NKorea bomb test would draw tough response

Remigio Civitarese
Settembre 24, 2017

That makes Ri "a bona fide princeling", according to the North Korea Leadership Watch website.

U.S. President Donald Trump added economic action to his fiery military threats against North Korea on Thursday, authorizing stiffer new sanctions in response to the North's nuclear weapons advances.

"It really depends where they explode the device and what the weather patterns are like at that time", said Melissa Hanham, a senior researcher also with the Center for Nonproliferation Studies. It drew a sharp rebuke from the North's Foreign Minister Ri Yong Ho, who said "It would be a dog's dream if he meant to scare us with the sound of a dog barking".

Prices seemed unaffected by the rhetoric going back and forth between the US and North Korea. Later the same year, an unidentified North Korean defense commission spokesman called U.S. Secretary of State John Kerry a wolf with a "hideous lantern jaw", but again only in Korean. That was before the arrival of Trump.

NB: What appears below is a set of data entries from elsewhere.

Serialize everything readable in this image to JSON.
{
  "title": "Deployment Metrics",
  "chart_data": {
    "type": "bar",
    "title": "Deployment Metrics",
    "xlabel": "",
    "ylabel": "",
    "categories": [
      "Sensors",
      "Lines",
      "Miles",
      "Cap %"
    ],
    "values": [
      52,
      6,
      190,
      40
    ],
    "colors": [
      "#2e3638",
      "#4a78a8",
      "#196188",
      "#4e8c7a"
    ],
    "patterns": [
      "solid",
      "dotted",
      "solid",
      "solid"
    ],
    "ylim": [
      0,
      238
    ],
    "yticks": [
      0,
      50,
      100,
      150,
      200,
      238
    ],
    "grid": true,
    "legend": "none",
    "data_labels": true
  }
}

Describing the president as "a rogue and a gangster fond of playing with fire", Kim drew a critical comparison between Trump and his predecessors in the White House, calling him unfit to hold the position of commander in chief.

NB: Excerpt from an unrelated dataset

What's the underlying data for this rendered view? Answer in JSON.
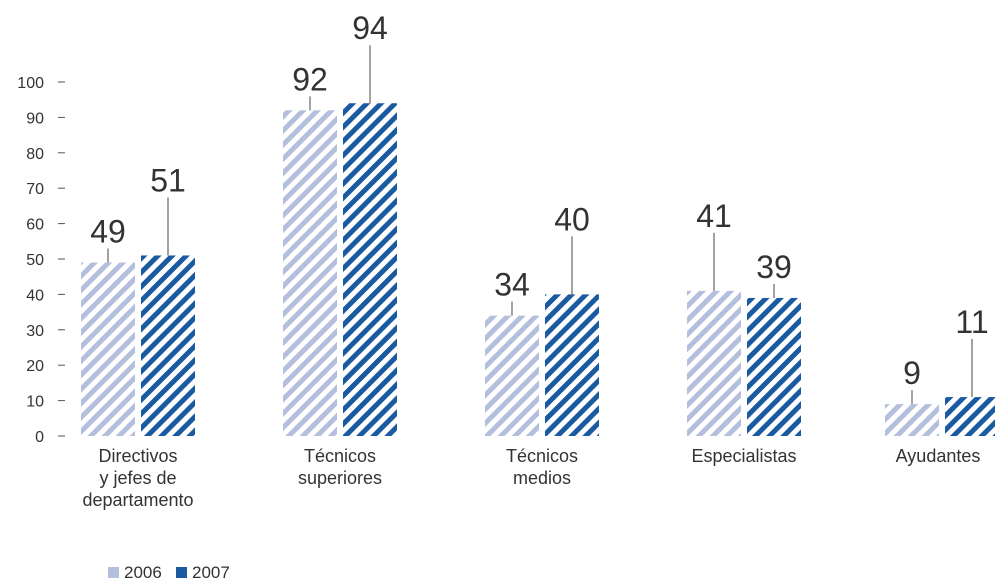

The 2018 Games are to be staged in Pyeongchang, just 80km from the demilitarised zone between North and South Korea, the world's most heavily armed border.

The biggest takeaway? The supreme leader can throw some shade!

The North conducted its sixth and most powerful nuclear test on September 3 in what it claimed as a detonation of a thermonuclear weapon built for its developmental Hwasong-14 ICBMs.

The phrase "highest level of hard-line countermeasure in history" could be considered an escalation in the choice of language used, said Vipin Narang, a professor of political science at MIT and expert on deterrence and nuclear policy.

North Korean Foreign Minister Ri Yong-ho earlier warned that Pyongyang could test a hydrogen bomb in the Pacific Ocean in response to the United States president's threat.

Asian stocks fell and the Japanese yen and Swiss franc gained on the possibility of a hydrogen bomb test in the Pacific. It would also be seen as extraordinarily provocative by Washington, significantly raising the chances of US retaliation.

Kim looks up at the sky at what is said to have been a missile launch in August.

She went on: "A gun was sacked, the noise was deafening, absolutely terrifying and the guns were fired one after the other".

The declaration came in a tweet and followed a North Korean threat to detonate a nuclear weapon over the Pacific Ocean.

North Korea in past months has been stepping up the aggressiveness of its nuclear and missile tests. It has, after all, for decades made the state-backed issuance of intimidation a crucial part of its interaction with the outside world.

He told reporters ahead of a meeting with the leaders of Japan and South Korea: "Our new executive order will cut off sources of revenue that fund North Korea's efforts to develop the deadliest weapons known to humankind".